Fantastic, Fantastical Bjork

Photo by Debi Del Grande.

What was strange about Bjork’s fantastic, fantastical show last night at the Hollywood Palladium was the normal. A choir of young women clad in shimmering, diaphanous gowns singing in perfect, beautiful harmonies accompanied their sister Icelander. Harps, techno beats, electronic marimbas, iPads, strange percussion instruments rocking metronomically on the stage like oil cranes – we Bjork fans are used to those kinds of oddities. But the angel choir was something new, something wondrous.

Photo by Debi Del Grande

While the singer pranced, danced, and cavorted around the stage in a giant purple, green, and pink afro wig, her Siren voice breaking into its inimitable barks, growls, shouts, howls and r-r-r-r-r-r-rolling R’s, the chorus echoed and supported her as a unified front of flaxen-haired maidens and soaring sopranos. Sometimes, they separated into parts, but no singer ever took a solo or raised her voice above the others. All-white, mostly blond, swaying in unison, they enacted the theme of Bjork’s best album, Homogenic. Bjork was the lovable eccentric leading the girls school through this musical lesson about nature and technology, the lunatic running the asylum.
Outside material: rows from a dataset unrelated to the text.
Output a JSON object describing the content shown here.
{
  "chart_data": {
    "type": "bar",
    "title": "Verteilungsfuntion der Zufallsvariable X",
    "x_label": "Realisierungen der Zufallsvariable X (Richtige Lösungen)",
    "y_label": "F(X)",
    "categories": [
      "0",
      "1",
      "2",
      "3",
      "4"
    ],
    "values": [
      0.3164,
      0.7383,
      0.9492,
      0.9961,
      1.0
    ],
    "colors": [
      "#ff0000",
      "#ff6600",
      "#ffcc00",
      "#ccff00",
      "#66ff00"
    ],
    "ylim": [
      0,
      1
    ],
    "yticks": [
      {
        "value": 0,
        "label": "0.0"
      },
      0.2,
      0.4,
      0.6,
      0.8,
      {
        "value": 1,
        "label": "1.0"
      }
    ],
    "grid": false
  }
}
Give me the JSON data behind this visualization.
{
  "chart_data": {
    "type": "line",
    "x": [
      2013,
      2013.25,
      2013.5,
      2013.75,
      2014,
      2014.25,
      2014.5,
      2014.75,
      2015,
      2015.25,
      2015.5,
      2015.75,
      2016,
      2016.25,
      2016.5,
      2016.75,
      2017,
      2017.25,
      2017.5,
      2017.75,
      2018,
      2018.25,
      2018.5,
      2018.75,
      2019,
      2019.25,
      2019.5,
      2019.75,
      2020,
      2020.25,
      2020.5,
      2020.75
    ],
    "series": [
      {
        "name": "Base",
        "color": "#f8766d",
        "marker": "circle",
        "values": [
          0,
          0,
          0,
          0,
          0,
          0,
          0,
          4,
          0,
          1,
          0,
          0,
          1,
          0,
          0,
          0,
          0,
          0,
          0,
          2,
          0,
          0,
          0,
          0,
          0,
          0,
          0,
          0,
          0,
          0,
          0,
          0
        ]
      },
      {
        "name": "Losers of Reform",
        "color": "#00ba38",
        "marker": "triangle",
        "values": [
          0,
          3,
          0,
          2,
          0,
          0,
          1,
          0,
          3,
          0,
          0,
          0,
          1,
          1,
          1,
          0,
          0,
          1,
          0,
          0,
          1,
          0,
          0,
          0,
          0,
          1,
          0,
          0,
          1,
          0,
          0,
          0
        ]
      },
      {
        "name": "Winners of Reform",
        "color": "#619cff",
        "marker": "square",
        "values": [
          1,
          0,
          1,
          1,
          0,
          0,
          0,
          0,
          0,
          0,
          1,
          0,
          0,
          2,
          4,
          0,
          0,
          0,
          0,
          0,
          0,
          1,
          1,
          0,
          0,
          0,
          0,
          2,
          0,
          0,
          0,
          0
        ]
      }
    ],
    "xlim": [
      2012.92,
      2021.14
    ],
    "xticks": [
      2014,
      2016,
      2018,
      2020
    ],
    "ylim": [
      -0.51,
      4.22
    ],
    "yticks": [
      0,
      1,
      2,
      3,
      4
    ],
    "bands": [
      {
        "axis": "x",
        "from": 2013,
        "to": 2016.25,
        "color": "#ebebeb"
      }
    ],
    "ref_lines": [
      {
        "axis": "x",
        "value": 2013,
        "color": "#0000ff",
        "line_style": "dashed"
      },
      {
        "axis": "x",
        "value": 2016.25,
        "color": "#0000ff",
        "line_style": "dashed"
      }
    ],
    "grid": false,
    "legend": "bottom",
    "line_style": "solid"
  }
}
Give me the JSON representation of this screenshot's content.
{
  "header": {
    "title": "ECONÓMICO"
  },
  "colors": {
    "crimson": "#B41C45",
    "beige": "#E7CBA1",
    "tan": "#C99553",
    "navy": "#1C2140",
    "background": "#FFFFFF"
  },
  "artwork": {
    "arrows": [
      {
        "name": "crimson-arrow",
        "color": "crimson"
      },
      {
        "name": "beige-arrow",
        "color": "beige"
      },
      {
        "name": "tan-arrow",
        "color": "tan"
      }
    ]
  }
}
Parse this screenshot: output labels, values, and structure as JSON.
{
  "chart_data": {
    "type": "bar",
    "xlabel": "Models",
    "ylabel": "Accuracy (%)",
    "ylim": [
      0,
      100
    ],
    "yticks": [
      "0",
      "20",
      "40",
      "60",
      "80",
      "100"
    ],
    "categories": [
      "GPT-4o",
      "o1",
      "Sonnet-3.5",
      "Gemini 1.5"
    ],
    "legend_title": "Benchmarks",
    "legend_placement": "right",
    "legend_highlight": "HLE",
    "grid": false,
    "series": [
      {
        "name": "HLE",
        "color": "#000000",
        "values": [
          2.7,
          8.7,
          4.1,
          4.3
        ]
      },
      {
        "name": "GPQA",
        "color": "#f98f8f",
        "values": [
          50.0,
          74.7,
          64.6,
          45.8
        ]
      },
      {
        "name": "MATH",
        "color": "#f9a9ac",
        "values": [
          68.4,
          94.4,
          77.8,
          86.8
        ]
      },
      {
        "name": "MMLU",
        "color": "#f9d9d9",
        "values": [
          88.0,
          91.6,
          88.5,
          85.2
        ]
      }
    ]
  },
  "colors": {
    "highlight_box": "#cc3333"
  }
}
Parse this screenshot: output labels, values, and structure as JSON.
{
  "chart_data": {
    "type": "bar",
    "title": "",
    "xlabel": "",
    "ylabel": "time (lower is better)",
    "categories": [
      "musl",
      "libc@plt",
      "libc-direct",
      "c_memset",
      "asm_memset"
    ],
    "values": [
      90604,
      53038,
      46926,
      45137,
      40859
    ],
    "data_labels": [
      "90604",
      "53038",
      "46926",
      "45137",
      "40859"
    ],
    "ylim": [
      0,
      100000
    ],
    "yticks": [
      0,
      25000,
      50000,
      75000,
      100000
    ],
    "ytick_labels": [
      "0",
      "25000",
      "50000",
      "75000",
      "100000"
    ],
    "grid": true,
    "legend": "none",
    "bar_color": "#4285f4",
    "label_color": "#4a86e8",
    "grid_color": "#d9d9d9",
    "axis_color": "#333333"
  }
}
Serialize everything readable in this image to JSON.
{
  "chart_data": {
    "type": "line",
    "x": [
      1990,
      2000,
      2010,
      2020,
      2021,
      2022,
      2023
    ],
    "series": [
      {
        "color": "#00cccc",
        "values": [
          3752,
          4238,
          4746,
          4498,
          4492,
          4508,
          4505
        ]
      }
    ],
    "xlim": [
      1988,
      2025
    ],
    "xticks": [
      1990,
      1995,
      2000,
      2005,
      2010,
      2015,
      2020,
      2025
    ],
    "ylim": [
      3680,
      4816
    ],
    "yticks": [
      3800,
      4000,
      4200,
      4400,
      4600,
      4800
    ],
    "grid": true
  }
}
Ms. Gudmundsdottir mostly played songs from her last album, Biophilia. Her original plan with the science-based disc was to present it only in museums and educational settings. Instead, she set up a stage in the center of the Palladium and performed in the round. Some of the experimental songs sort of dissipated into the atmosphere, as they do on the disc. Others – “Crystalline,” “Thunderbolt” – crackled and popped.

Still, it was older tunes, especially the divine “Unravel” — which Thom Yorke has called the best song ever written, and I might have to agree – that showed that Bjork is not just a great conceptual artist and free thinker, but a songwriter for the ages.

Bjork ended the two-hour show with “Declare Independence,” from her album Volta: an unusually direct protest anthem from the often mysterious artist. The choir broke into free-style dancing, each shimmying and shaking to their own muses – finally following their idiosyncratic leader by each doing their own thing. This wasn’t just a concert: It was a transformational journey. If you can, see her Saturday at the Palladium, or even better, Tuesday at the Hollywood Bowl.